Nov 9, 2009

TRANSITIONING

The friends from junior/high school with whom I've recently connected have older kids; one is even in double digits! We were reminiscing about the dumb *ss things we did in high school which led many to comment on how much more paranoid they are as parents then even their parents were. Rocky terrain? Ixnay! Little league football? Not this year! Happy Meal toys? No lead poisoning for you, buddyboy! When their children were first born, they all swore to be better parents than they had. They would be more lenient, understanding, supportive. But as I listened to this discussion I realized the transition into Becoming Our Parents is complete. All it took was the kids getting to the age when those risky behaviours were no longer distant possibilities but a conversation that will happen within the next year or two. I'm sure our parents promised themselves the same things, only to move the boundaries once that cherubic 5yo turned into an eyeliner-wearing-Circle Jerks-listening preteen.

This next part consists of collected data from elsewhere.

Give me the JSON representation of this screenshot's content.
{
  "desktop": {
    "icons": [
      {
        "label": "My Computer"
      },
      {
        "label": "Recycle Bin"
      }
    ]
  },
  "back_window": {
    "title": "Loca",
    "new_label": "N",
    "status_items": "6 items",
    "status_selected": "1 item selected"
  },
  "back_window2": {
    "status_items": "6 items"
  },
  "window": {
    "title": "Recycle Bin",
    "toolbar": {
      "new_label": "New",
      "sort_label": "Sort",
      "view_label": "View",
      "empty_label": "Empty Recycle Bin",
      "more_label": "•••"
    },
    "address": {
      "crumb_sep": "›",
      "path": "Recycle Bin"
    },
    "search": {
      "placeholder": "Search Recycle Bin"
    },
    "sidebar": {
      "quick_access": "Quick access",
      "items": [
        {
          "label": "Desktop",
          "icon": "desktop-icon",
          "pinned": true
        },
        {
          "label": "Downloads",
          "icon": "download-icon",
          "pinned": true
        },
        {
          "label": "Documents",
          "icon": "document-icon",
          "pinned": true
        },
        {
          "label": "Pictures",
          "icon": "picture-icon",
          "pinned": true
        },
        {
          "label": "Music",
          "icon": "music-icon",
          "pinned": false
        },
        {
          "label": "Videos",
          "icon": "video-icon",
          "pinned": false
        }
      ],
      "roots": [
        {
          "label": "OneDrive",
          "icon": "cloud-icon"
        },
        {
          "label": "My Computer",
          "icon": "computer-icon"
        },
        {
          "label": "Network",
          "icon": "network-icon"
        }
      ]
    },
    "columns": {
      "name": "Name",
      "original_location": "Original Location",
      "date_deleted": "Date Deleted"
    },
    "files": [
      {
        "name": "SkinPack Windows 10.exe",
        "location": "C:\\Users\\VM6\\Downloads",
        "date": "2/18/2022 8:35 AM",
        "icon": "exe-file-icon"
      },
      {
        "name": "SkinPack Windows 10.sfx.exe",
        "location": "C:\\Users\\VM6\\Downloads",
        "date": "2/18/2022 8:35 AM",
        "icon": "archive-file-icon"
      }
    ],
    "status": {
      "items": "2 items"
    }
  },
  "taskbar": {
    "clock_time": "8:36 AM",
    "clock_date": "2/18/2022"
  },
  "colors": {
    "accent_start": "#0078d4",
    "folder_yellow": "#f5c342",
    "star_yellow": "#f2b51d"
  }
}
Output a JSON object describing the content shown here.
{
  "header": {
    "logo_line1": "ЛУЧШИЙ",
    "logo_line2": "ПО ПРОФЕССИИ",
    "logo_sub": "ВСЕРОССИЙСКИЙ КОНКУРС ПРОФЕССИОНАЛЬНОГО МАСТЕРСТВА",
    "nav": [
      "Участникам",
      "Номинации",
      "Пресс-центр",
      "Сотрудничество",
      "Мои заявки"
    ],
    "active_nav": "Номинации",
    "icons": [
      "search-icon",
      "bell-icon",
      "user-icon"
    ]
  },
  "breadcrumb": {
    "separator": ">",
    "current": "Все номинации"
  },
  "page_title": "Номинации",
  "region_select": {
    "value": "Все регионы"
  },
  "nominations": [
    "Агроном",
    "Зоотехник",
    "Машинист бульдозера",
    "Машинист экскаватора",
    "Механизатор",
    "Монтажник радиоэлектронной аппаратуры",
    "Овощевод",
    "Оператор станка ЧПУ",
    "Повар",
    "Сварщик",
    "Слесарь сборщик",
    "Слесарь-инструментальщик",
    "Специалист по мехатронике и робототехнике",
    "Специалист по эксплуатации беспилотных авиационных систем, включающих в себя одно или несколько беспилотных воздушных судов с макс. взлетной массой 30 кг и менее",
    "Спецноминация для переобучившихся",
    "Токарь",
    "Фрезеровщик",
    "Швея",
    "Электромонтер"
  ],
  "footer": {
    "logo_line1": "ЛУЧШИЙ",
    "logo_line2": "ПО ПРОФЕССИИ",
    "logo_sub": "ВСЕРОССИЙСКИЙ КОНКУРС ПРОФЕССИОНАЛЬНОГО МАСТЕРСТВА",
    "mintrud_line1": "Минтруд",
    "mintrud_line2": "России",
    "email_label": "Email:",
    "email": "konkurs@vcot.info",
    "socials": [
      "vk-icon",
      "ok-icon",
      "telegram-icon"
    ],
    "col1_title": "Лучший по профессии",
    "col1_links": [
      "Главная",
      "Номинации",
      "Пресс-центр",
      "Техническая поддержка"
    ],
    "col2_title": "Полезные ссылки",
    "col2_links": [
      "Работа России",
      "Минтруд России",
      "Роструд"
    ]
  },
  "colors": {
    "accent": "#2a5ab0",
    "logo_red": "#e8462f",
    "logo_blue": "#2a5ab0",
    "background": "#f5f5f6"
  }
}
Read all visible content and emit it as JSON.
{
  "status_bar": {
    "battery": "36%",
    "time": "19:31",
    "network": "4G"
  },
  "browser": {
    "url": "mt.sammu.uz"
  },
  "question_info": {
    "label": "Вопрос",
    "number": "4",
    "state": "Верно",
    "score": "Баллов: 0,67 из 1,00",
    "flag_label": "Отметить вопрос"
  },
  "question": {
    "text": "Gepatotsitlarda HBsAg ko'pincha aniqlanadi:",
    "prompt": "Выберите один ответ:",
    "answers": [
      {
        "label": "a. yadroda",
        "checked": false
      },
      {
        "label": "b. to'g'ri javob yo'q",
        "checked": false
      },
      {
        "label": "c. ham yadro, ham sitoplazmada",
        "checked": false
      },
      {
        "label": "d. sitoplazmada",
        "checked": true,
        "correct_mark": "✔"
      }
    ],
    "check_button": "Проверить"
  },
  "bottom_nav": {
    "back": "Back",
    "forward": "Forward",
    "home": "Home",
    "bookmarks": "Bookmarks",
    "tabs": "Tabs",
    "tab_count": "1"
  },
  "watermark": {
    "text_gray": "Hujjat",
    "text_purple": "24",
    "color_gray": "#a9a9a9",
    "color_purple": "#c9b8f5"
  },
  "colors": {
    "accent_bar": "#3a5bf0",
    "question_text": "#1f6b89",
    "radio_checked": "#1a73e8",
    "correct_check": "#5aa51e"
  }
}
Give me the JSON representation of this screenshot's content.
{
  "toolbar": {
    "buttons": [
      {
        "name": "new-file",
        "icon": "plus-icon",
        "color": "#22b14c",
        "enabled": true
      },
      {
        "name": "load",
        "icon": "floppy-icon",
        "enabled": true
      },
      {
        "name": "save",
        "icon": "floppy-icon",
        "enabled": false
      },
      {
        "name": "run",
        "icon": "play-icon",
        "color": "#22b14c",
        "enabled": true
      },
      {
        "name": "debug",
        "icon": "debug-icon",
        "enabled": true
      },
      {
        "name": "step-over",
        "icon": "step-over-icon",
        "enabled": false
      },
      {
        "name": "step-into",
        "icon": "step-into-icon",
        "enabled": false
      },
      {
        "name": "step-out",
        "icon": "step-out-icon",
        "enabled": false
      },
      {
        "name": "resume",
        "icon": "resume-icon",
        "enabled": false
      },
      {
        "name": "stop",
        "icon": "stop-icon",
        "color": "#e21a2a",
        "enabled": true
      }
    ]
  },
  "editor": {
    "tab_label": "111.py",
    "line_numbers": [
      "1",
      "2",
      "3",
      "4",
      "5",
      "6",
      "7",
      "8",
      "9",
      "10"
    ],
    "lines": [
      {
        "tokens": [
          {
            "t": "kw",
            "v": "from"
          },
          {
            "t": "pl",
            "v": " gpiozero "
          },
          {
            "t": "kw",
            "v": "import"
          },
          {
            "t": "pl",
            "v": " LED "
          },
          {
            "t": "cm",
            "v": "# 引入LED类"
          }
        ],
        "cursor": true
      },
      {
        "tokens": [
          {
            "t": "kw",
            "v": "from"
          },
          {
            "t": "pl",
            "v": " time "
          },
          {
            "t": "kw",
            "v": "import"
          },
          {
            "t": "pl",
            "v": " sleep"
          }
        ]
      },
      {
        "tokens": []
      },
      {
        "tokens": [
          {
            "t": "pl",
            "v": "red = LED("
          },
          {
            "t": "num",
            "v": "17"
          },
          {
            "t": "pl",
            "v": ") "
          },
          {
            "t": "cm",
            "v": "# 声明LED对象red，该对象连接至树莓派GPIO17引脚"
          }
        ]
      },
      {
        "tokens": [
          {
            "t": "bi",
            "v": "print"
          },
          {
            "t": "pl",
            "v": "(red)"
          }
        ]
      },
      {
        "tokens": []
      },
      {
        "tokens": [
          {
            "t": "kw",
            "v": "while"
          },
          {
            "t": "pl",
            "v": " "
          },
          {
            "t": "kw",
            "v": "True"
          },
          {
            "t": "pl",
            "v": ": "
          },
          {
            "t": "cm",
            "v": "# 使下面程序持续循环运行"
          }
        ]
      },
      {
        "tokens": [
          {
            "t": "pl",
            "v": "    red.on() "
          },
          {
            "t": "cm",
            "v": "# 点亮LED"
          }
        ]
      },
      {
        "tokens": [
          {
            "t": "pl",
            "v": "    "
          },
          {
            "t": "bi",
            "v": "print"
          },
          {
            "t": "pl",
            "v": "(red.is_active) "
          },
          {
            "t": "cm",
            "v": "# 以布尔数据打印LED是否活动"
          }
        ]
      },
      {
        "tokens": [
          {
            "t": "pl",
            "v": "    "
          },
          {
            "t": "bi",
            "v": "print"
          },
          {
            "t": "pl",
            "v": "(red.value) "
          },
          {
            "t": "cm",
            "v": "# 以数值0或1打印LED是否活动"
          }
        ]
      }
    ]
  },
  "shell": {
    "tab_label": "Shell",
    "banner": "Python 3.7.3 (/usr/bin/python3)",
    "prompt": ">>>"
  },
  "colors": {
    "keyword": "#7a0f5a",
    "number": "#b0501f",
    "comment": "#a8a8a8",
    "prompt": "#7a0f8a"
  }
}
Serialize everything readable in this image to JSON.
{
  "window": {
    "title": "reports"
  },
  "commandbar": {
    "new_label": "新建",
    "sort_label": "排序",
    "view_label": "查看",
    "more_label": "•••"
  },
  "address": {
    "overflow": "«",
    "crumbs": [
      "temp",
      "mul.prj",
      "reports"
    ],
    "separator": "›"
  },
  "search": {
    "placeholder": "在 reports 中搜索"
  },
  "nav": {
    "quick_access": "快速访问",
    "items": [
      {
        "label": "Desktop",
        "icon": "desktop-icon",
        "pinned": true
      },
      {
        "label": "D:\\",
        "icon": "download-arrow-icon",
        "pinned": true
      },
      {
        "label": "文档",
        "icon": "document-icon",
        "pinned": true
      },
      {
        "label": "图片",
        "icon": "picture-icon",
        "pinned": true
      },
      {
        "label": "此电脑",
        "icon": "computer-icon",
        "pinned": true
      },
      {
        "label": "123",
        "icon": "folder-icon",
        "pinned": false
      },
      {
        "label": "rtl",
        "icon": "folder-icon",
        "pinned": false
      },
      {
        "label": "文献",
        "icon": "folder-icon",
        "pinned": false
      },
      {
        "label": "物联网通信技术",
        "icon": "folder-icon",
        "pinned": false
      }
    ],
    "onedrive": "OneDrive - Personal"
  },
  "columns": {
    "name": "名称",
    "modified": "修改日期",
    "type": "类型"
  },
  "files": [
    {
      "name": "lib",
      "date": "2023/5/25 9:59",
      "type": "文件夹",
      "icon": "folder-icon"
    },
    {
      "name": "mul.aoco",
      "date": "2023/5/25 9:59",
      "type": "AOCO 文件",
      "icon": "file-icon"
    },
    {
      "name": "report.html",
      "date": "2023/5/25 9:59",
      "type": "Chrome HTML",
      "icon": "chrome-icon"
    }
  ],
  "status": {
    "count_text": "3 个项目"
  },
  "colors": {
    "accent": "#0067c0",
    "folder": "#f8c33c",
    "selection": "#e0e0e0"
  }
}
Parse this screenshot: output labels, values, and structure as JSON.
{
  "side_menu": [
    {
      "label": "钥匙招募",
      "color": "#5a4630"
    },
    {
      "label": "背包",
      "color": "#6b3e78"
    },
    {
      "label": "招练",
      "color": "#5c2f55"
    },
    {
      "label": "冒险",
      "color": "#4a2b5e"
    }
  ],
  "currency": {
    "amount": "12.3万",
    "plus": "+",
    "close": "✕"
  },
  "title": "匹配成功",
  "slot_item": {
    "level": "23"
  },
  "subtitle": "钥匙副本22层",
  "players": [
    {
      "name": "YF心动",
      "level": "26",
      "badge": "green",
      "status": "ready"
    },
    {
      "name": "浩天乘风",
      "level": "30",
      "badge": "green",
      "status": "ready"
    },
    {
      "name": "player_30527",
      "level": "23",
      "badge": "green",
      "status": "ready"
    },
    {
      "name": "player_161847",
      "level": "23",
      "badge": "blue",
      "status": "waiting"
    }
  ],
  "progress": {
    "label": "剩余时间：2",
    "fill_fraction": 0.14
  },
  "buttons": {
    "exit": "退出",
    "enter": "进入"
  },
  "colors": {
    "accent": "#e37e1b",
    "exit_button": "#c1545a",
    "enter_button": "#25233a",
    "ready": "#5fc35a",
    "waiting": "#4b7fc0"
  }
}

A lot of things have reminded me lately of how old I am [getting]: seeing these old friends and realizing the last time we spoke was not 5 years ago (the way it feels) but closer to 19; celebrating the wedding of My Beloved's cousin who, when I first met her, was an exception to the "no kids" rule at our own wedding; applying for jobs and being advised to "dumb down" my resume to make me more competitive with the 20-somethings; going gaga for Edward Cullen and realizing that that's a little creepy at my age. When I hit my 30s, I felt like I had come home. This was the age I was meant to be. Thirty fit me well and I relished in the freedom. Apparently, there's a big difference between 30 and 30+. The physical changes alone are staggering! If I'm this aged now, and (hopefully) less than halfway to the grave, what gruesome spectacle will I be at the end?!